Conflict-of-interest statement: Jiunn-Wei Wang and Chih-Yen Chen have no potential conflicts of interest to declare.
Open-Access: This article is an open-access article that was selected by an in-house editor and fully peer-reviewed by external reviewers. It is distributed in accordance with the Creative Commons Attribution NonCommercial (CC BY-NC 4.0) license, which permits others to distribute, remix, adapt, build upon this work non-commercially, and license their derivative works on different terms, provided the original work is properly cited and the use is non-commercial. See: http://creativecommons.org/licenses/by-nc/4.0/
Corresponding author: Chih-Yen Chen, AGAF, MD, PhD, Professor, Division of Gastroenterology and Hepatology, Department of Medicine, Taipei Veterans General Hospital, 201, Section 2, Shih-Pai Road, Taipei 11217, Taiwan. chency@vghtpe.gov.tw
Received: November 12, 2019
Peer-review started: November 12, 2019
First decision: February 24, 2020
Revised: February 27, 2020
Accepted: March 9, 2020
Article in press: March 9, 2020
Published online: March 21, 2020
Processing time: 129 Days and 11.6 Hours
Abstract

Bariatric surgeries have been demonstrated to be safe and effective treatment options for morbid obesity patients, but operative risks and high health care costs limit their clinical application. Endoscopic bariatric therapies are emerging as valuable alternatives for patients with doubts about bariatric surgery or ineligible for it. Endoscopic sleeve gastroplasty (ESG), a relatively novel technique of endoscopic bariatric therapies, has gained standing in the past few years. The safety, feasibility, repeatability, and potential for reversibility of ESG have been proven by multicenter studies. Compared to other weight loss strategies, current evidence demonstrates that ESG offers satisfactory efficacy in weight loss. Even though it is inferior to laparoscopic sleeve gastrectomy, it has lower risks of adverse events than surgical interventions and intragastric balloon within one-year follow-up. Furthermore, ESG may be the ideal weight control strategy for patients who have poor adherence to behavioral interventions. Even so, trends in decreased weight loss effect over time, post-procedure weight regain, post-procedure gut hormone alteration, and possible effects of race and ethnicity on ESG still remain undetermined due to very limited reports and very short follow-ups. Further clinical trials are required to validate and answer these questions.
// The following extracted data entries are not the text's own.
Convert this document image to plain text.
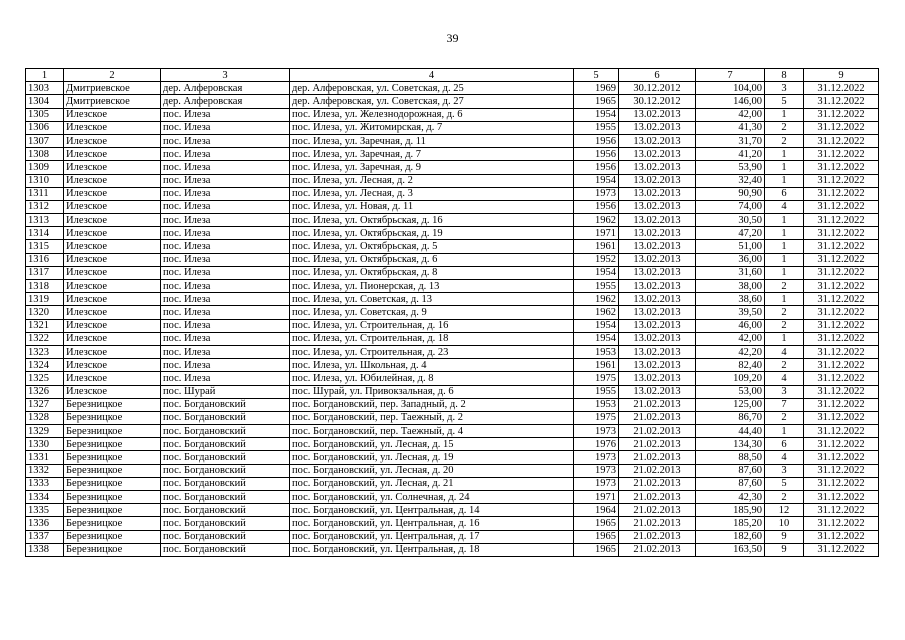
39
1	2	3	4	5	6	7	8	9
1303	Дмитриевское	дер. Алферовская	дер. Алферовская, ул. Советская, д. 25	1969	30.12.2012	104,00	3	31.12.2022
1304	Дмитриевское	дер. Алферовская	дер. Алферовская, ул. Советская, д. 27	1965	30.12.2012	146,00	5	31.12.2022
1305	Илезское	пос. Илеза	пос. Илеза, ул. Железнодорожная, д. 6	1954	13.02.2013	42,00	1	31.12.2022
1306	Илезское	пос. Илеза	пос. Илеза, ул. Житомирская, д. 7	1955	13.02.2013	41,30	2	31.12.2022
1307	Илезское	пос. Илеза	пос. Илеза, ул. Заречная, д. 11	1956	13.02.2013	31,70	2	31.12.2022
1308	Илезское	пос. Илеза	пос. Илеза, ул. Заречная, д. 7	1956	13.02.2013	41,20	1	31.12.2022
1309	Илезское	пос. Илеза	пос. Илеза, ул. Заречная, д. 9	1956	13.02.2013	53,90	1	31.12.2022
1310	Илезское	пос. Илеза	пос. Илеза, ул. Лесная, д. 2	1954	13.02.2013	32,40	1	31.12.2022
1311	Илезское	пос. Илеза	пос. Илеза, ул. Лесная, д. 3	1973	13.02.2013	90,90	6	31.12.2022
1312	Илезское	пос. Илеза	пос. Илеза, ул. Новая, д. 11	1956	13.02.2013	74,00	4	31.12.2022
1313	Илезское	пос. Илеза	пос. Илеза, ул. Октябрьская, д. 16	1962	13.02.2013	30,50	1	31.12.2022
1314	Илезское	пос. Илеза	пос. Илеза, ул. Октябрьская, д. 19	1971	13.02.2013	47,20	1	31.12.2022
1315	Илезское	пос. Илеза	пос. Илеза, ул. Октябрьская, д. 5	1961	13.02.2013	51,00	1	31.12.2022
1316	Илезское	пос. Илеза	пос. Илеза, ул. Октябрьская, д. 6	1952	13.02.2013	36,00	1	31.12.2022
1317	Илезское	пос. Илеза	пос. Илеза, ул. Октябрьская, д. 8	1954	13.02.2013	31,60	1	31.12.2022
1318	Илезское	пос. Илеза	пос. Илеза, ул. Пионерская, д. 13	1955	13.02.2013	38,00	2	31.12.2022
1319	Илезское	пос. Илеза	пос. Илеза, ул. Советская, д. 13	1962	13.02.2013	38,60	1	31.12.2022
1320	Илезское	пос. Илеза	пос. Илеза, ул. Советская, д. 9	1962	13.02.2013	39,50	2	31.12.2022
1321	Илезское	пос. Илеза	пос. Илеза, ул. Строительная, д. 16	1954	13.02.2013	46,00	2	31.12.2022
1322	Илезское	пос. Илеза	пос. Илеза, ул. Строительная, д. 18	1954	13.02.2013	42,00	1	31.12.2022
1323	Илезское	пос. Илеза	пос. Илеза, ул. Строительная, д. 23	1953	13.02.2013	42,20	4	31.12.2022
1324	Илезское	пос. Илеза	пос. Илеза, ул. Школьная, д. 4	1961	13.02.2013	82,40	2	31.12.2022
1325	Илезское	пос. Илеза	пос. Илеза, ул. Юбилейная, д. 8	1975	13.02.2013	109,20	4	31.12.2022
1326	Илезское	пос. Шурай	пос. Шурай, ул. Привокзальная, д. 6	1955	13.02.2013	53,00	3	31.12.2022
1327	Березницкое	пос. Богдановский	пос. Богдановский, пер. Западный, д. 2	1953	21.02.2013	125,00	7	31.12.2022
1328	Березницкое	пос. Богдановский	пос. Богдановский, пер. Таежный, д. 2	1975	21.02.2013	86,70	2	31.12.2022
1329	Березницкое	пос. Богдановский	пос. Богдановский, пер. Таежный, д. 4	1973	21.02.2013	44,40	1	31.12.2022
1330	Березницкое	пос. Богдановский	пос. Богдановский, ул. Лесная, д. 15	1976	21.02.2013	134,30	6	31.12.2022
1331	Березницкое	пос. Богдановский	пос. Богдановский, ул. Лесная, д. 19	1973	21.02.2013	88,50	4	31.12.2022
1332	Березницкое	пос. Богдановский	пос. Богдановский, ул. Лесная, д. 20	1973	21.02.2013	87,60	3	31.12.2022
1333	Березницкое	пос. Богдановский	пос. Богдановский, ул. Лесная, д. 21	1973	21.02.2013	87,60	5	31.12.2022
1334	Березницкое	пос. Богдановский	пос. Богдановский, ул. Солнечная, д. 24	1971	21.02.2013	42,30	2	31.12.2022
1335	Березницкое	пос. Богдановский	пос. Богдановский, ул. Центральная, д. 14	1964	21.02.2013	185,90	12	31.12.2022
1336	Березницкое	пос. Богдановский	пос. Богдановский, ул. Центральная, д. 16	1965	21.02.2013	185,20	10	31.12.2022
1337	Березницкое	пос. Богдановский	пос. Богдановский, ул. Центральная, д. 17	1965	21.02.2013	182,60	9	31.12.2022
1338	Березницкое	пос. Богдановский	пос. Богдановский, ул. Центральная, д. 18	1965	21.02.2013	163,50	9	31.12.2022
Keywords: Obesity; Endoscopic bariatric therapy; Endoscopic sleeve gastroplasty; Laparoscopic sleeve gastrectomy; Intragastric balloon; Behavioral weight loss intervention

Core tip: Endoscopic sleeve gastroplasty offers satisfactory efficacy in weight loss, even though it is inferior to laparoscopic sleeve gastrectomy and has lower risks of adverse events than surgical interventions and intragastric balloon within one-year follow-up. Furthermore, it may be the ideal weight control strategy for patients who have poor adherence to behavioral interventions.